What changed
The Government of India revised interest rates on SDS 1975 deposits. From December 1, 2011, the rate was set at 8.6% per annum. From April 1, 2012, it was further increased to 8.8% per annum, effective until further orders.
What it means for you
Banks handling SDS deposits for non-government provident, superannuation, and gratuity funds must apply the new rates retrospectively from the specified dates. This impacts interest payouts and accounting for these funds, requiring updates to systems and customer communications.
What you must do
- Update interest rate tables for SDS 1975 deposits to 8.6% from Dec 1, 2011, and 8.8% from Apr 1, 2012.
- Issue instructions to all deposit offices to apply revised rates on eligible accounts.
- Adjust interest accruals and payouts for the retrospective effective dates.
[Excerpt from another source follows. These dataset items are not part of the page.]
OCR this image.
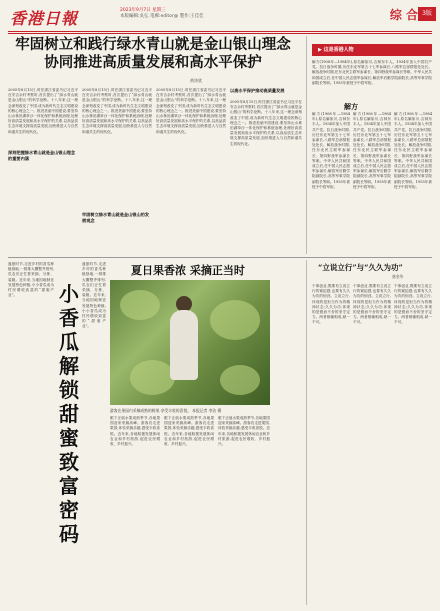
香港日報	2023年9月7日 星期三
本版編輯:吳弘 電郵:editor@ 製作:王佳佳	综 合 3版
牢固树立和践行绿水青山就是金山银山理念
协同推进高质量发展和高水平保护
黄涛欣
2005年8月15日,时任浙江省委书记习近平在安吉余村考察时,首次提出了“绿水青山就是金山银山”的科学论断。十八年来,这一理念深刻改变了中国,成为新时代生态文明建设的核心理念之一。推进美丽中国建设,要坚持山水林田湖草沙一体化保护和系统治理,处理好高质量发展和高水平保护的关系,以高品质生态环境支撑高质量发展,加快推进人与自然和谐共生的现代化。
深刻把握绿水青山就是金山银山理念的重要内涵
2005年8月15日,时任浙江省委书记习近平在安吉余村考察时,首次提出了“绿水青山就是金山银山”的科学论断。十八年来,这一理念深刻改变了中国,成为新时代生态文明建设的核心理念之一。推进美丽中国建设,要坚持山水林田湖草沙一体化保护和系统治理,处理好高质量发展和高水平保护的关系,以高品质生态环境支撑高质量发展,加快推进人与自然和谐共生的现代化。
牢固树立绿水青山就是金山银山的发展观念
2005年8月15日,时任浙江省委书记习近平在安吉余村考察时,首次提出了“绿水青山就是金山银山”的科学论断。十八年来,这一理念深刻改变了中国,成为新时代生态文明建设的核心理念之一。推进美丽中国建设,要坚持山水林田湖草沙一体化保护和系统治理,处理好高质量发展和高水平保护的关系,以高品质生态环境支撑高质量发展,加快推进人与自然和谐共生的现代化。
以高水平保护推动高质量发展
2005年8月15日,时任浙江省委书记习近平在安吉余村考察时,首次提出了“绿水青山就是金山银山”的科学论断。十八年来,这一理念深刻改变了中国,成为新时代生态文明建设的核心理念之一。推进美丽中国建设,要坚持山水林田湖草沙一体化保护和系统治理,处理好高质量发展和高水平保护的关系,以高品质生态环境支撑高质量发展,加快推进人与自然和谐共生的现代化。
▶ 这是香港人物
解方(1908年—1984年),原名解如川,吉林东丰人。1934年加入中国共产党。抗日战争时期,历任东北军第五十七军参谋长,八路军总部情报处处长。解放战争时期,任东北民主联军参谋长、第四野战军参谋长等职。中华人民共和国成立后,任中国人民志愿军参谋长,解放军后勤学院副院长,高等军事学院副院长等职。1955年被授予中将军衔。
解方
解方(1908年—1984年),原名解如川,吉林东丰人。1934年加入中国共产党。抗日战争时期,历任东北军第五十七军参谋长,八路军总部情报处处长。解放战争时期,任东北民主联军参谋长、第四野战军参谋长等职。中华人民共和国成立后,任中国人民志愿军参谋长,解放军后勤学院副院长,高等军事学院副院长等职。1955年被授予中将军衔。
解方(1908年—1984年),原名解如川,吉林东丰人。1934年加入中国共产党。抗日战争时期,历任东北军第五十七军参谋长,八路军总部情报处处长。解放战争时期,任东北民主联军参谋长、第四野战军参谋长等职。中华人民共和国成立后,任中国人民志愿军参谋长,解放军后勤学院副院长,高等军事学院副院长等职。1955年被授予中将军衔。
解方(1908年—1984年),原名解如川,吉林东丰人。1934年加入中国共产党。抗日战争时期,历任东北军第五十七军参谋长,八路军总部情报处处长。解放战争时期,任东北民主联军参谋长、第四野战军参谋长等职。中华人民共和国成立后,任中国人民志愿军参谋长,解放军后勤学院副院长,高等军事学院副院长等职。1955年被授予中将军衔。
盛夏时节,走进乡村的香瓜种植基地,一排排大棚整齐排列,瓜农们正忙着采摘、分拣、装箱。近年来,当地因地制宜发展特色种植,小小香瓜成为村民增收致富的“甜蜜产业”。	小香瓜解锁甜蜜致富密码
盛夏时节,走进乡村的香瓜种植基地,一排排大棚整齐排列,瓜农们正忙着采摘、分拣、装箱。近年来,当地因地制宜发展特色种植,小小香瓜成为村民增收致富的“甜蜜产业”。
夏日果香浓 采摘正当时
游客在果园内采摘成熟的鲜果,享受丰收的喜悦。 本报记者 李洁 摄
眼下正值水果成熟季节,各地果园迎来采摘高峰。游客们走进果园,体验采摘乐趣,感受丰收喜悦。近年来,各地积极发展休闲农业和乡村旅游,促进农民增收、乡村振兴。
眼下正值水果成熟季节,各地果园迎来采摘高峰。游客们走进果园,体验采摘乐趣,感受丰收喜悦。近年来,各地积极发展休闲农业和乡村旅游,促进农民增收、乡村振兴。
眼下正值水果成熟季节,各地果园迎来采摘高峰。游客们走进果园,体验采摘乐趣,感受丰收喜悦。近年来,各地积极发展休闲农业和乡村旅游,促进农民增收、乡村振兴。
“立说立行”与“久久为功”
唐金华
干事创业,既要有立说立行的紧迫感,也要有久久为功的韧劲。立说立行,体现的是担当作为的精神状态;久久为功,体现的是锲而不舍的坚守定力。两者相辅相成,缺一不可。
干事创业,既要有立说立行的紧迫感,也要有久久为功的韧劲。立说立行,体现的是担当作为的精神状态;久久为功,体现的是锲而不舍的坚守定力。两者相辅相成,缺一不可。
干事创业,既要有立说立行的紧迫感,也要有久久为功的韧劲。立说立行,体现的是担当作为的精神状态;久久为功,体现的是锲而不舍的坚守定力。两者相辅相成,缺一不可。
- Acknowledge receipt of this circular to RBI's DGBA department.
Who it affects
State Bank of India and its associates, Allahabad Bank, Bank of Baroda, Bank of India, Bank of Maharashtra, Canara Bank, Central Bank of India, Corporation Bank, Dena Bank, Indian Bank, Indian Overseas Bank, Oriental Bank of Commerce, Punjab National Bank, Syndicate Bank, UCO Bank, Union Bank of India, United Bank of India
What is the Special Deposit Scheme (SDS) 1975?
It is a government scheme for non-government provident, superannuation, and gratuity funds, allowing them to deposit surplus funds with the government at notified interest rates.
When do the new interest rates take effect?
The 8.6% rate applies from December 1, 2011, and the 8.8% rate applies from April 1, 2012, until further orders.
Which banks are required to implement these changes?
All scheduled commercial banks listed in the circular, including SBI and its associates, public sector banks, and others handling SDS deposits.